Other features will include a visitors’ centre, museum and café. A key aim will be to link up with local schools and colleges to equip pupils with direct knowledge about 21st century manufacturing. Overall costs of the development - including work to be financed from public sources - are put at about £100m of which the Brompton share is likely to be about £75m.
The new plant - due to be built in a nature reserve - will use modern design to cut energy use
Brompton – which started up in the bedroom of the bike’s inventor, Andrew Ritchie, in 1976 – recorded sales of £76.1m in the year to March 31, 2021, up 33 per cent on the year before, and showed pre-tax profits of £9.6m. The company has known for some time that to continue its expansion, it would have to leave its rented factory in Greenford, west London, which opened in 2016 and has become progressively more cramped. Other sites Brompton considered include Sheffield, Birmingham and in other parts of London.
It has in the past ruled out manufacturing outside the UK, arguing that the “Made in Britain” brand adds kudos internationally. This year Brompton is likely to recruit about 100 people including engineers, assembly and design workers and commercial and sales staff.
Brompton’s employee numbers could rise from about 800 now - most of them based in the company’s London HQ - to 1,500 by the time the new factory opens
“We believe we will be able to bring many of our staff with us over the next 10 years before we close Greenford.
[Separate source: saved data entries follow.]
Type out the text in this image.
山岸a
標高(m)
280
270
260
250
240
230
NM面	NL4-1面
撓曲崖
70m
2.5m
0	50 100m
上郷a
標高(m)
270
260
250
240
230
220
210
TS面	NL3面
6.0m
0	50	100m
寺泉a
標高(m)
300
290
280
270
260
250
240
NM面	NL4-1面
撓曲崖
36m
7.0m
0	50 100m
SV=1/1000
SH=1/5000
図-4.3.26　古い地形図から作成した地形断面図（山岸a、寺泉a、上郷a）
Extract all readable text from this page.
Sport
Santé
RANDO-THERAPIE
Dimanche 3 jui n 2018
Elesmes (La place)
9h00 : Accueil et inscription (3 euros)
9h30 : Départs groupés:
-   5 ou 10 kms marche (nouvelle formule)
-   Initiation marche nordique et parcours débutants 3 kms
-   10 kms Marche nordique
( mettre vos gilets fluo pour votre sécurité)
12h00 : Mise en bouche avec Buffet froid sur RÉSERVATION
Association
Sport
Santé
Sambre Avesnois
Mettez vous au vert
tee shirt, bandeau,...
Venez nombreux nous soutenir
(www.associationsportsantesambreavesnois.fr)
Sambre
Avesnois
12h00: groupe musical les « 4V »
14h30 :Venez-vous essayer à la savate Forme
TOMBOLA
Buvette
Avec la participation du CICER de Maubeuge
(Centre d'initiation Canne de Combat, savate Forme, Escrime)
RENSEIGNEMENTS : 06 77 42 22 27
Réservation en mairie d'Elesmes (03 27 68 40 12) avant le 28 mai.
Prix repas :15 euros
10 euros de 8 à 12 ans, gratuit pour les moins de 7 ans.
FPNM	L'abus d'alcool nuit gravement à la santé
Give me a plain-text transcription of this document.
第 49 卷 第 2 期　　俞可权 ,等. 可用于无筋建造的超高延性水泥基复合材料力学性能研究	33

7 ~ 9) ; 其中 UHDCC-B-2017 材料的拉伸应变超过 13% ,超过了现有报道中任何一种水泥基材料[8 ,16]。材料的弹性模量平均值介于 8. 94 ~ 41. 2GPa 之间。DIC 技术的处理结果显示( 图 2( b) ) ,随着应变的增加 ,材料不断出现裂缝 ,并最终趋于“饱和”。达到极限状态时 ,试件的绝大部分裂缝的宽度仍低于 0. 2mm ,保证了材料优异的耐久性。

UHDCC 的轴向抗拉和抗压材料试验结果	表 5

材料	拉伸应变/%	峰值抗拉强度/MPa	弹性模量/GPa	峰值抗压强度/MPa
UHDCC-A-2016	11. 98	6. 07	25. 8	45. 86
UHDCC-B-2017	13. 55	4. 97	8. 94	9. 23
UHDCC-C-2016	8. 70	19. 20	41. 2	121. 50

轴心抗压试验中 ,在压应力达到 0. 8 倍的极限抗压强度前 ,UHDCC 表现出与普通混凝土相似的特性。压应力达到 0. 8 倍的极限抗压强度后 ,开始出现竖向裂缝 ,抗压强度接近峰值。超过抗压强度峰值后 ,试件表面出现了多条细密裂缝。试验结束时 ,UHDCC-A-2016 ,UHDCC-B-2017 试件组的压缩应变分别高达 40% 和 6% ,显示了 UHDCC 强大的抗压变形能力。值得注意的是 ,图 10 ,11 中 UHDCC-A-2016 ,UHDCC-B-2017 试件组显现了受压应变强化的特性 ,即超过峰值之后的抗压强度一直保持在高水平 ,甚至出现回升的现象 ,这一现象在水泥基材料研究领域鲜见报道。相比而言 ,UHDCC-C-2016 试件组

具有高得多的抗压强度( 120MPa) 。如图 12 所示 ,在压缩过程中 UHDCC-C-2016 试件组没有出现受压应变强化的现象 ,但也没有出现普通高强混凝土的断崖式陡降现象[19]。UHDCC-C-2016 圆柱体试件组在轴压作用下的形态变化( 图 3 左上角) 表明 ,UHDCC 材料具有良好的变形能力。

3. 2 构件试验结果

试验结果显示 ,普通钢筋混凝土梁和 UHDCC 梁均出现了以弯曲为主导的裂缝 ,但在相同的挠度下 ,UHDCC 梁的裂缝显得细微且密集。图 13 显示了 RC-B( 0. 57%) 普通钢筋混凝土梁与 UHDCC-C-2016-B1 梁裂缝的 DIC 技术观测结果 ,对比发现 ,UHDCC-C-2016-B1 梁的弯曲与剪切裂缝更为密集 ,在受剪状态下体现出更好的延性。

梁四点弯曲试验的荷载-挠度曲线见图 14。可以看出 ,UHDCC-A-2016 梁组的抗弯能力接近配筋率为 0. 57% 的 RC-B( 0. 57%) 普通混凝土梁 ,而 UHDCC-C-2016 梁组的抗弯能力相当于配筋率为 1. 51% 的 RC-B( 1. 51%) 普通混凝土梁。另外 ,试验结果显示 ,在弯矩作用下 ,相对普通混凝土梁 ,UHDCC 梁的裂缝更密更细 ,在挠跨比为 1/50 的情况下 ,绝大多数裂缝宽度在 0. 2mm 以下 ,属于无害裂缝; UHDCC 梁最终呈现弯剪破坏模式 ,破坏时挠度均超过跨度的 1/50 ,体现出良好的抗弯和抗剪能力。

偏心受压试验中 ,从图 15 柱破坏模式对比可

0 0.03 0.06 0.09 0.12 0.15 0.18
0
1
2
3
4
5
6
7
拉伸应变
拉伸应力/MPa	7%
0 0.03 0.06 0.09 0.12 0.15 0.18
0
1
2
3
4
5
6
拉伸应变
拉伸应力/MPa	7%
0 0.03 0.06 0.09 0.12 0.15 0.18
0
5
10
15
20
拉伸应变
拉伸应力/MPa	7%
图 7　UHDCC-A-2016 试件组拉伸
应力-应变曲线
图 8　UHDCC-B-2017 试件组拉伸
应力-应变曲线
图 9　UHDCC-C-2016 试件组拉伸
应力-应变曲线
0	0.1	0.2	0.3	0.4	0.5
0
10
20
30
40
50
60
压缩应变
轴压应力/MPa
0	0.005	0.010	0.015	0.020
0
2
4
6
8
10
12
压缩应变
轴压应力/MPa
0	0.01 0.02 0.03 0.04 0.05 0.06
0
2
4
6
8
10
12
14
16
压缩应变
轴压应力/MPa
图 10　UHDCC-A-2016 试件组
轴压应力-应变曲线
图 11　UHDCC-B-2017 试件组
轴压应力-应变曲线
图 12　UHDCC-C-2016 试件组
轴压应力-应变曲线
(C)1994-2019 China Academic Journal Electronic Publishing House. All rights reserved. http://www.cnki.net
Ashford is 30 minutes by train from London so we will be able to attract young talent out to the factory two days a week. And if they go on to have a family, in time they could find an affordable home in Ashford,” Butler-Adams said.
The company has yet to gain planning permission for its new plant which – assuming this is granted – is intended to be a showcase for automation, advanced machining and computer-based design. The current generation of bikes is made from more than 1,000 components many of which Brompton makes itself.
Brompton produced nearly 70,000 bikes last year, 69 per cent of which were exported. In addition to its London factory employing 650 people it has a small plant in Sheffield, a joint venture with precision engineering company C.W. Fletcher, in which Brompton has a 51 per cent stake. The Sheffield plant makes frames for a new range of lightweight titanium bicycles. Brompton buys the metal from China rather than other sources such as Russia or Ukraine.